It all started last night when the swamp cooler wheezed and coughed, then blew out its final breath of soggy air. Then I'd neglected to close the curtains before passing out on the couch in a wee-hour stupor. In the trailer court, summertime is your greatest enemy. So, for a good part of today, the Arizona sun crammed my windows with a vengeance as I snored away in the path of its hateful rays, bare-assed and oblivious. Another reminder that life is simply death, only moving along at a snail's pace.
Last week a young mother and her three sons moved into a vacancy two trailers down. She has a ravaged face that suggests a multitude of vices and blind loyalty to a brutal man. She looks 50, but probably isn't a day over 30. Her sons, all under 7 and fueled on sugary substances, are outside screaming. They're just playing, but to me it sounds like somebody's killing them. There isn't a soul in the world who gives two cents about those kids. I think of the criminals festering inside them.
I get up and notice that half my body is burnt red. I make it to the refrigerator, get a beer and carefully lay back down on the couch. I think of the romantic Hemingway and punk-rock mythologies which put me here, and how I'm having to live with the consequences of my dreaming. I wonder how it would feel to be rich and above the pangs of poverty and struggle.
The rich, for instance, don't know what a piss-stained bathroom in a Greyhound bus station smells like. The rich don't have to drive a sputtering '76 Ford LTD, a car in need of constant prayer with a failing transmission and busted headlight. The rich don't have to endure the derelicts, the disturbed or those devastated by circumstance. They can go and eat anywhere they choose, anytime. Drink the best beer, wine, whatever. Or get any car, girl or drug. I think about all that. Every rich person I ever met was soft and of contrived spirit. They're just spoiled by the poor, who want to be rich.

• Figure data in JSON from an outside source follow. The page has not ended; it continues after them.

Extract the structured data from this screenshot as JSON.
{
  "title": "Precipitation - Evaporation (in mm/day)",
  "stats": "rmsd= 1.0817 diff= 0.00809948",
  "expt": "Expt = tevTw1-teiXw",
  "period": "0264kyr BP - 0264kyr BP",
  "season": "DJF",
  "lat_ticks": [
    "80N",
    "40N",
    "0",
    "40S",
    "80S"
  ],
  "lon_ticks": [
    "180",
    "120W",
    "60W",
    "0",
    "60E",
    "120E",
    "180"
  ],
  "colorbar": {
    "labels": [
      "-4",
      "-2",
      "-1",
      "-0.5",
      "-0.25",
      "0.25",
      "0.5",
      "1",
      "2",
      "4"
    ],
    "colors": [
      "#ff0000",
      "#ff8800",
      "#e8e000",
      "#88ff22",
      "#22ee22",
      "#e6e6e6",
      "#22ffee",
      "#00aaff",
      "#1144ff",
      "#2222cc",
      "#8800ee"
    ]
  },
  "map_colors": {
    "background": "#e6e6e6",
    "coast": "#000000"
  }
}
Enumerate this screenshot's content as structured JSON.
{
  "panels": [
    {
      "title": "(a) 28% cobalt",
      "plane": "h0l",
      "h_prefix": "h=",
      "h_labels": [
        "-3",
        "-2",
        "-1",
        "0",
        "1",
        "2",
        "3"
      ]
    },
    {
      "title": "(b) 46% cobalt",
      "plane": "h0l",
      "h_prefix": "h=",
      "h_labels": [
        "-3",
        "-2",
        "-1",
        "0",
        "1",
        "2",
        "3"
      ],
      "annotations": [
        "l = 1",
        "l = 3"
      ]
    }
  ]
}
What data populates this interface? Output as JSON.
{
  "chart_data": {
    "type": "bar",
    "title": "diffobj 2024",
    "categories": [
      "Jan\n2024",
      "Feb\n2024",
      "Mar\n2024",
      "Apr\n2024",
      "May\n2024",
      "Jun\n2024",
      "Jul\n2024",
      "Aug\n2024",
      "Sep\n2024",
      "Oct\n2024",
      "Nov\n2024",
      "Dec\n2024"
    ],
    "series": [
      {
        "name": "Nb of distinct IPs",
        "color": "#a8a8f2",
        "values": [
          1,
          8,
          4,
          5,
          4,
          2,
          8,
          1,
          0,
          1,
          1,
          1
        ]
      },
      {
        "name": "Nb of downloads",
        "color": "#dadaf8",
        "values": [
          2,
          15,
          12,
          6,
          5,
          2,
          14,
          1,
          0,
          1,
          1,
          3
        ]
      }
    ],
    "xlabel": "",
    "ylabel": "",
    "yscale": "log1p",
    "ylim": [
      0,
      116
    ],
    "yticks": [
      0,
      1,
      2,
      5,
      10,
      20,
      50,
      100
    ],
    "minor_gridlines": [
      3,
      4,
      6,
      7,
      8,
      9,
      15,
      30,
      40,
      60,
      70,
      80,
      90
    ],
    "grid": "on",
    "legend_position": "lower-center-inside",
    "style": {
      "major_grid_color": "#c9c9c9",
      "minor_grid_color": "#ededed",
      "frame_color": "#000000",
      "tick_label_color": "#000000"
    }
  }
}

Rich? Nah. I don't want any part of it. It ruins a man. I look back up at Jesus, finish the beer and do the couch-refrigerator-beer-couch routine.
Dokken
Shadowlife
(CMC International)
Dig it: hook-free choruses glued together by utterly forgettable verses, matched tit-for-tat with lyrics that uphold the honor of bad poets everywhere (the embarrassment of a lyric sheet is even included): "Liquid fused around my body/Swimming in the night's black water/Justifies a child's existence/Innocence abounds within us/But what does it matter." Worse, the pomp suggested in the title "Convenience Store Clerk Messiah" is blown to Brobdingnagian proportions: "He's a real convenience store messiah/Idol worship for the idle mind/He's a real convenience store messiah/Turning bottled water into wine." Oh, Longfellow, won't you please come home.
Dorkken, like any bad metal band whose songs were but video soundtracks in the '80s, takes on even more inappropriate early-'90s alternative mannerisms now (no shortage of Soundgarden, Alice in Chains, STP cops) so as to remain "current" (despite MTV's disapproval!). For that, the members should be taken out back by the compost heap and shot. For rock 'n' roll to stay alive and remain vital, it must include an inherent defiance of the status quo, not the patented Dokken stay-hip-for-career-purposes agenda mixed with a blatant mining of the tired Led Zeppelin and Robin Trower mother lodes.
Add Shadowlife to the glut, coming soon to a cutout bin near you.
Slaughter
Revolution
(CMC International)
The opening song, called "American Pie" (not Don McLean), on this "new" (yuk, yuk, yuk, yuk) Slaughter turd is such a soulless, sexless "Bang a Gong" rewrite that I have to say it's 1997's most miserable listen. The ubiquitous and predictable Zep/Alterno futility kicks in after that to complete the downward spiral, with a stop long enough to thoroughly destroy Joe Walsh's "Rocky Mountain Way."
On Revolution, any idea of hooks is but a dream, and after only one spin, I knew I was lost in that netherworld where '80s metal smarm and '90s "rock" testosterone mingle in a heady mixture as volatile as a fat man's flatulence.
Warrant
86-97 Live
(CMC International)
Warrant was a popular pop-metal band in the '80s. It had big radio hits, too. Like "Downboys," "Uncle Tom's Cabin," "Heaven," "I Saw Red" and "Cherry Pie." This is the band's new album. It has those songs on it, plus other songs from later albums that were made when nobody cared about it anymore. And all the songs were recorded live in Detroit in 1996. There are photos of the band members on the inside sleeve from younger, and--judging from all the shit-eating grins--happier days. In one picture, they're all clutching platinum albums and holding their first two fingers in a V in front of their mouths with their tongues sticking out like they're performing cunnilingus. If I were a girl, I would be turned on. I know that. In another picture, one guy is flipping off the camera, but he looks like he's in that other big band from then, Poison. Maybe that's why he's flipping off the camera, to be tough and not be mistaken for a sissy like them Poison guys.
They all drank Budweiser and watched football, anyway.